Sobre o tempo e as coisas que passam
- André Grejio de Alencar
- 2 de mai. de 2022
- 2 min de leitura
Conto publicado na Antologia do XI CLIPP -
Concurso Literário de Presidente Prudente
- Isso confirma que tudo na vida... passa.
Encerrava assim, Damião, mais uma conversa. A frase, já conhecida por todos, era sempre o ponto final e, coincidência ou sabedoria dele ao escolher o momento exato de usar, realmente sempre encerrava bem. Mas, a verdade é que nem tudo passava na vida de Damião, uma vez que o tempo e a própria vida pareciam não querer passar. Noventa e oito anos, quatro casamentos, quatro vezes viúvo, netos, bisnetos e tataranetos impossíveis de se recordar, e lá estava ele.

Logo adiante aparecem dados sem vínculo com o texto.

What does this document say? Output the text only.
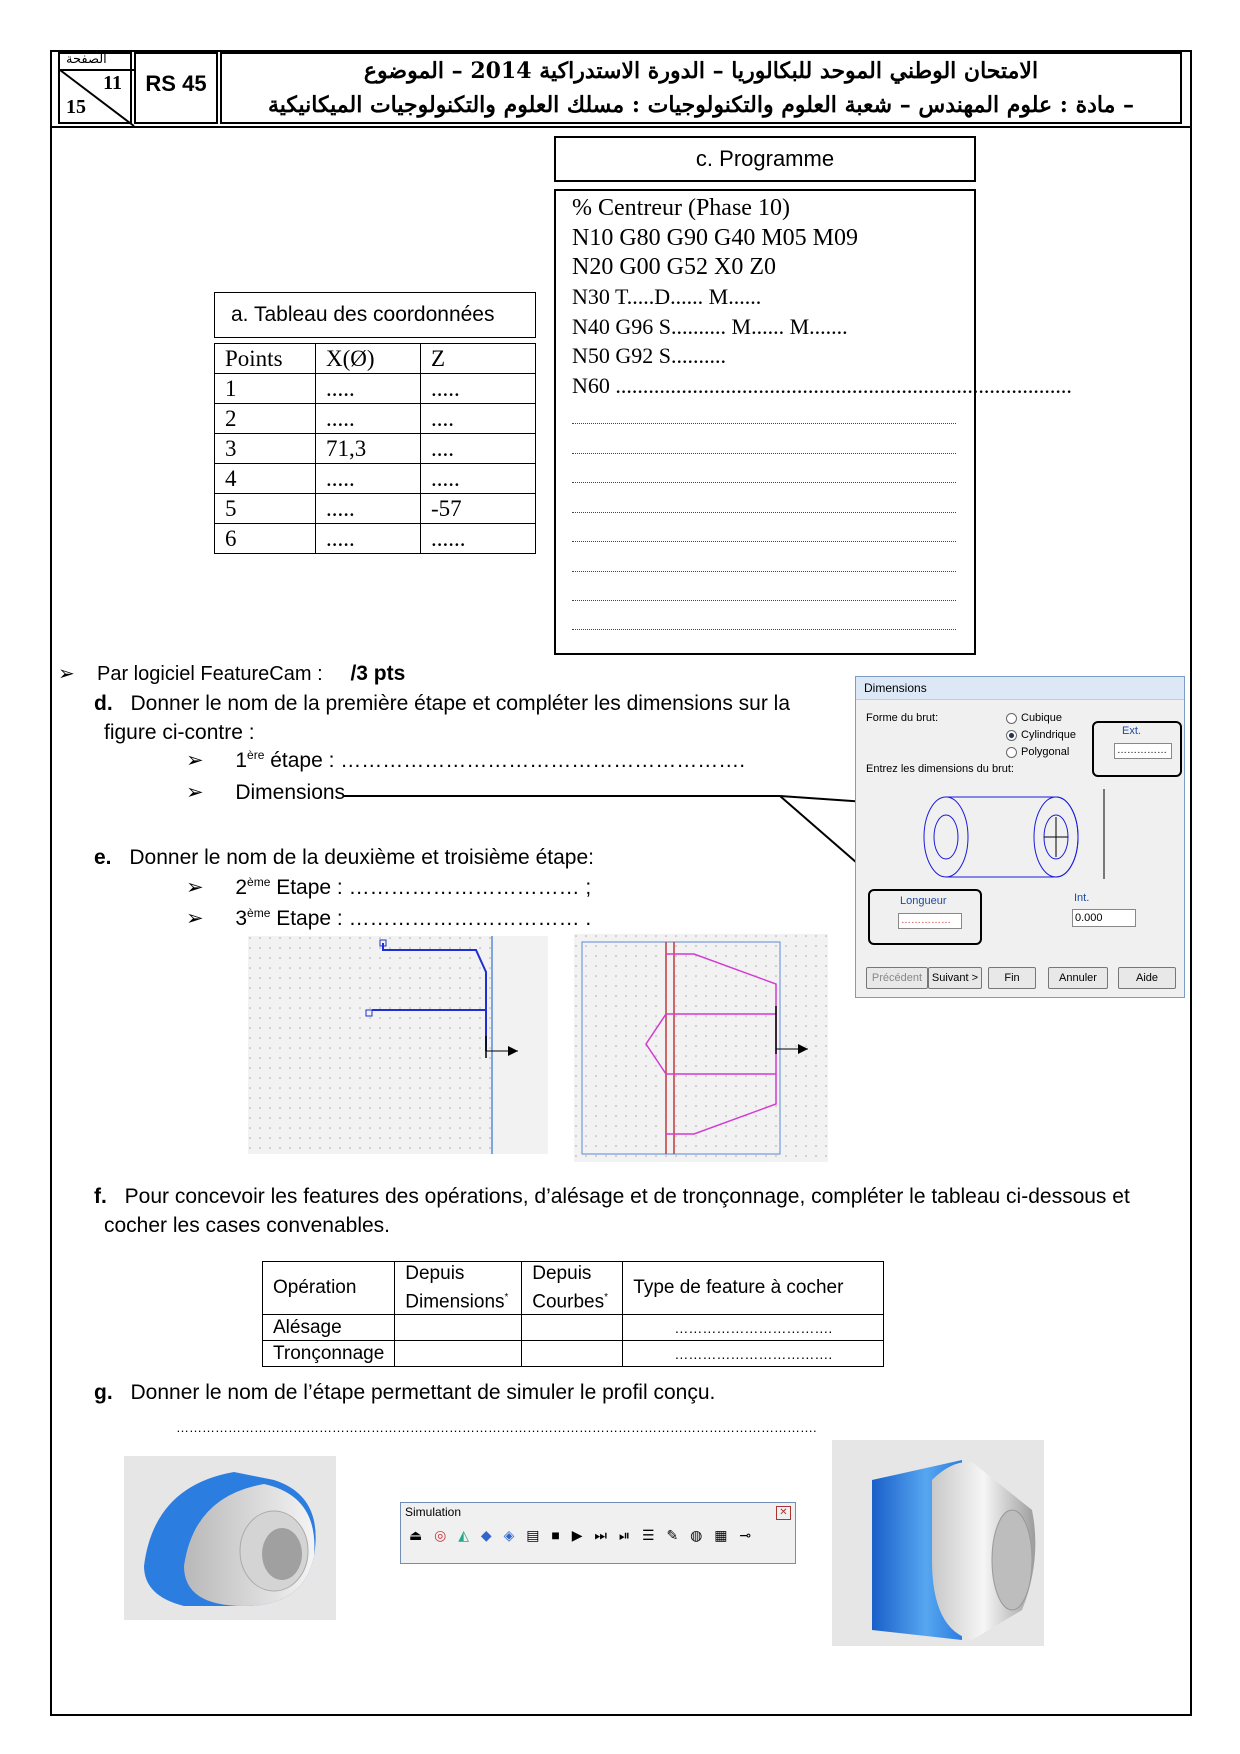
الصفحة
11
15
RS 45	الامتحان الوطني الموحد للبكالوريا – الدورة الاستدراكية 2014 – الموضوع
– مادة : علوم المهندس – شعبة العلوم والتكنولوجيات : مسلك العلوم والتكنولوجيات الميكانيكية
a. Tableau des coordonnées
Points	X(Ø)	Z
1	.....	.....
2	.....	....
3	71,3	....
4	.....	.....
5	.....	-57
6	.....	......
c. Programme
% Centreur (Phase 10)
N10 G80 G90 G40 M05 M09
N20 G00 G52 X0 Z0
N30 T.....D...... M......
N40 G96 S.......... M...... M.......
N50 G92 S..........
N60 ...................................................................................
➢ Par logiciel FeatureCam : /3 pts
d. Donner le nom de la première étape et compléter les dimensions sur la
figure ci-contre :
➢ 1ère étape : ………………………………………………….
➢ Dimensions
e. Donner le nom de la deuxième et troisième étape:
➢ 2ème Etape : …………………………… ;
➢ 3ème Etape : …………………………… .
Dimensions
Forme du brut:	Cubique
Cylindrique
Polygonal
Entrez les dimensions du brut:
Ext.
……………
Longueur
……………
Int.
0.000
Précédent Suivant >	Fin	Annuler	Aide
f. Pour concevoir les features des opérations, d’alésage et de tronçonnage, compléter le tableau ci-dessous et
cocher les cases convenables.
Opération	Depuis Dimensions*	Depuis Courbes*	Type de feature à cocher
Alésage			…………………………….
Tronçonnage			…………………………….
g. Donner le nom de l’étape permettant de simuler le profil conçu.
………………………………………………………………………………………………………………………………….
Simulation	✕
⏏ ◎ ◭ ◆ ◈ ▤ ■ ▶ ⏭ ⏯ ☰ ✎ ◍ ▦ ⊸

Se, em alguns poucos momentos, a saúde parecia querer fugir, logo o corpo a enlaçava novamente e Damião seguia os dias. Os dedos enrugados pareciam os únicos a sentir a ação do tempo. Os dentes, assim como os amores, pelo caminho haviam ficado, mas Damião não se importava com as faltas e o sorriso continuava largo. Principalmente aos domingos, quando a casa se enchia. A eufórica alegria das crianças correndo. E parecia, para ele, que cada vez havia mais. A pedido de alguns - que também não conseguia recordar - elas lhe tomavam a benção e sentavam em seu colo. Ele sorria. Aquela ternura era como voltar ao início da jornada como se elas, as crianças, lhe doassem um pouco da vida que tinham pela frente. E ele se acriançava novamente. Não fosse o peso da idade e sairia correndo, imitando avião ou dançando alguma música já ultrapassada.

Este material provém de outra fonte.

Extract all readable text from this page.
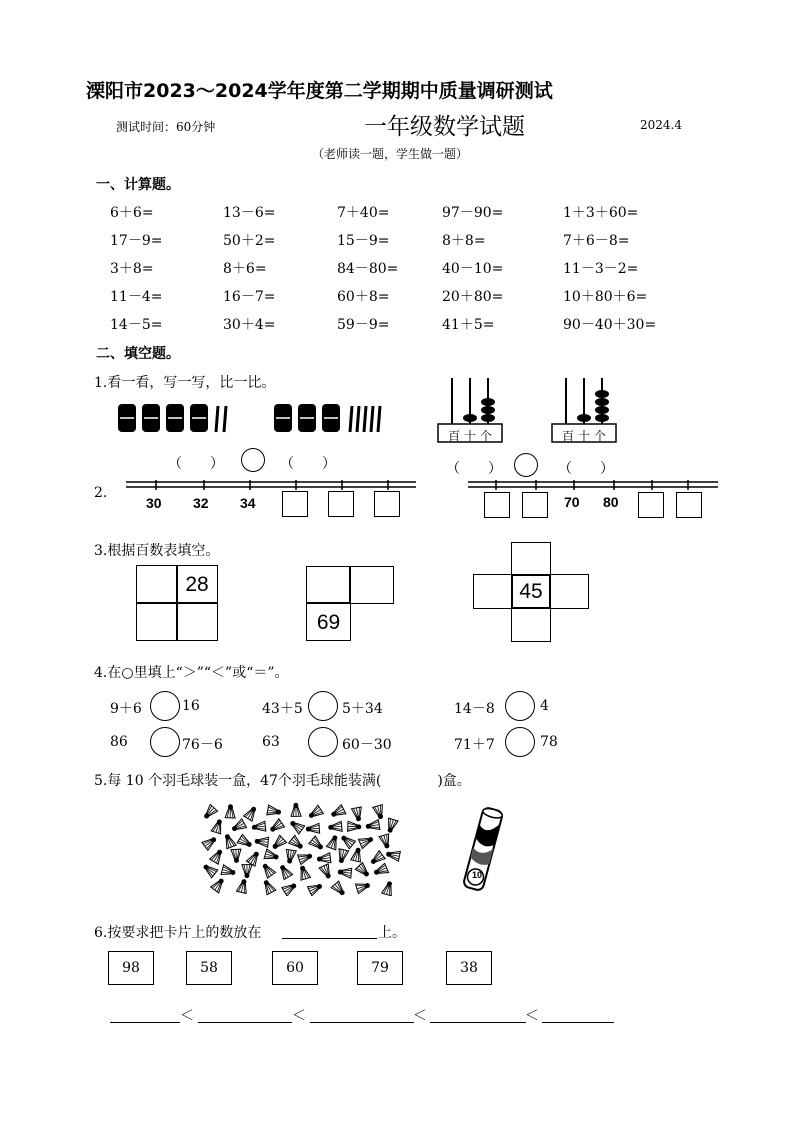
溧阳市2023～2024学年度第二学期期中质量调研测试
测试时间：60分钟	一年级数学试题	2024.4
（老师读一题，学生做一题）
一、计算题。
6＋6=	13－6=	7＋40=	97－90=	1＋3＋60=
17－9=	50＋2=	15－9=	8＋8=	7＋6－8=
3＋8=	8＋6=	84－80=	40－10=	11－3－2=
11－4=	16－7=	60＋8=	20＋80=	10＋80＋6=
14－5=	30＋4=	59－9=	41＋5=	90－40＋30=
二、填空题。
1.看一看，写一写，比一比。
（　　）	（　　）
百十个	百十个
（　　）	（　　）
2.
30 32 34	70 80
3.根据百数表填空。
28
69
45
4.在○里填上“＞”“＜”或“＝”。
9＋6	16	43＋5	5＋34	14－8	4
86	76－6	63	60－30	71＋7	78
5.每 10 个羽毛球装一盒，47个羽毛球能装满(　　　　)盒。
10
6.按要求把卡片上的数放在	上。
98	58	60	79	38
＜	＜	＜	＜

Mas, como tudo na vida passa, certo dia Damião se deu conta de todos que ficaram pelo caminho. Certa angústia apossou de seu ser. Com extrema dificuldade se recordou dos filhos, não sabia dizer se de todos, mas daqueles que conseguiu; quais ainda estavam vivos? Lembrou-se do cheiro que cada um deles tinha quando bebê.
Recordou também o nascimento dos primeiros netos, quanta alegria sentiu. Foi justamente no nascimento do primeiro que aprendeu que tudo na vida passa. Explico: no mesmo mês da chegada do filho do filho, o primeiro amor partiu para a viagem ao desconhecido. Ele, que passou dias chorando sem cessar, sorriu ao ver o pequeno de joelhos roxos, olhos claros e cheiro de tulipas amarelas.
Pouco tempo depois, vieram os outros, cada um com cheiro diferente. E uma nova amada. Novos filhos. Netos. Viagens. Desconhecidos. E lá estava ele, sentado na cadeira de balanços, pensando a vida, quando sorrisos e gritos de crianças começou a ouvir. Era domingo e não demorou muito para que a correria começasse, os abraços, as bênçãos, os colos; dessa vez, antes de qualquer conversa se iniciar, Damião disse: - "Isso confirma que tudo na vida... passa”.